Context Optimization Techniques

Context Optimization Techniques

Context optimization extends the effective capacity of limited context windows through strategic compression, masking, caching, and partitioning. The goal is not to magically increase context windows but to make better use of available capacity. Effective optimization can double or triple effective context capacity without requiring larger models or longer contexts.

When to Use

Use this skill when:

  • Context limits constrain task complexity
  • Optimizing for cost reduction (fewer tokens = lower costs)
  • Reducing latency for long conversations
  • Implementing long-running agent systems
  • Needing to handle larger documents or conversations
  • Building production systems at scale

Don't use this skill when:

  • Short conversations with ample context budget
  • Latency-insensitive applications where optimization overhead isn't worth it
  • Single-turn interactions

Core Concepts

Context optimization extends effective capacity through four primary strategies:

StrategyMechanismToken SavingsQuality Impact
CompactionSummarize context near limits50-70%Low if done well
Observation MaskingReplace verbose outputs with references60-80%Very low
KV-Cache OptimizationReuse cached computationsCost savingsNone
Context PartitioningSplit work across isolated contextsVariableEnables isolation

Compaction Strategies

Compaction summarizes context contents when approaching limits, then reinitializes with the summary.

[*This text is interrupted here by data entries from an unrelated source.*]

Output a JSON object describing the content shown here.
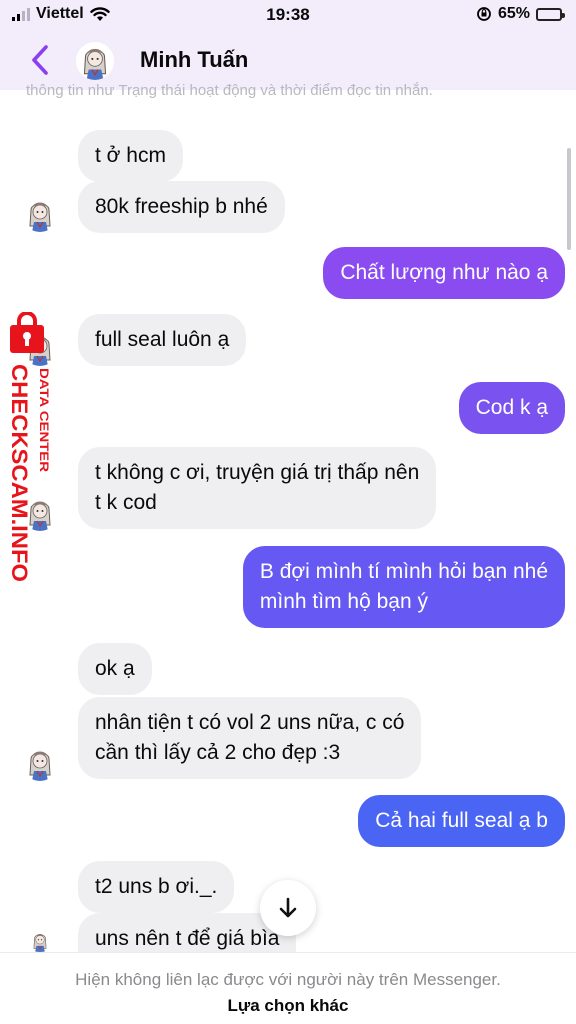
{
  "status_bar": {
    "carrier": "Viettel",
    "time": "19:38",
    "battery": "65%"
  },
  "header": {
    "contact_name": "Minh Tuấn",
    "faded_text": "thông tin như Trạng thái hoạt động và thời điểm đọc tin nhắn."
  },
  "colors": {
    "outgoing_top": "#8a4cf0",
    "outgoing_mid": "#6a57f2",
    "outgoing_bottom": "#4a64f3",
    "back_arrow": "#8a3ff0",
    "watermark": "#e8141b"
  },
  "messages": [
    {
      "from": "them",
      "text": "t ở hcm"
    },
    {
      "from": "them",
      "text": "80k freeship b nhé"
    },
    {
      "from": "me",
      "text": "Chất lượng như nào ạ"
    },
    {
      "from": "them",
      "text": "full seal luôn ạ"
    },
    {
      "from": "me",
      "text": "Cod k ạ"
    },
    {
      "from": "them",
      "line1": "t không c ơi, truyện giá trị thấp nên",
      "line2": "t k cod"
    },
    {
      "from": "me",
      "line1": "B đợi mình tí mình hỏi bạn nhé",
      "line2": "mình tìm hộ bạn ý"
    },
    {
      "from": "them",
      "text": "ok ạ"
    },
    {
      "from": "them",
      "line1": "nhân tiện t có vol 2 uns nữa, c có",
      "line2": "cần thì lấy cả 2 cho đẹp :3"
    },
    {
      "from": "me",
      "text": "Cả hai full seal ạ b"
    },
    {
      "from": "them",
      "text": "t2 uns b ơi._."
    },
    {
      "from": "them",
      "text": "uns nên t để giá bìa"
    }
  ],
  "watermark": {
    "brand": "CHECKSCAM.INFO",
    "sub": "DATA CENTER"
  },
  "footer": {
    "notice": "Hiện không liên lạc được với người này trên Messenger.",
    "link": "Lựa chọn khác"
  }
}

What to Compress (Priority Order)

  1. Tool outputs: Replace with summaries (highest impact)
  2. Old turns: Summarize early conversation
  3. Retrieved docs: Summarize if recent versions exist
  4. Never compress: System prompt

Summary Generation by Type

Message TypePreserveRemove
Tool outputsKey findings, metrics, conclusionsVerbose raw output
ConversationalDecisions, commitments, context shiftsFiller, back-and-forth
DocumentsKey facts and claimsSupporting evidence, elaboration

Observation Masking

Tool outputs can comprise 80%+ of token usage in agent trajectories. Once an agent has used a tool output to make a decision, keeping the full output provides diminishing value.

Masking Strategy Selection

ConditionAction
Critical to current taskNever mask
Most recent turnNever mask
Used in active reasoningNever mask
3+ turns agoConsider masking
Purpose has been servedConsider masking
Already summarizedAlways mask
Boilerplate headers/footersAlways mask

Implementation Pattern

def mask_observation(observation: str, max_length: int = 500):
if len(observation) <= max_length:
return observation

# Store full observation
ref_id = store_observation(observation)
key_info = extract_key_points(observation)

return f"[Obs:{ref_id} elided. Key: {key_info}]"

KV-Cache Optimization

The KV-cache stores Key and Value tensors computed during inference. Caching across requests with identical prefixes avoids recomputation.

Cache-Friendly Context Ordering

# Optimal ordering for cache hits
context = []

# 1. Stable content first (highly cacheable)
context.extend([system_prompt, tool_definitions])

# 2. Frequently reused elements
context.extend([reused_templates, common_instructions])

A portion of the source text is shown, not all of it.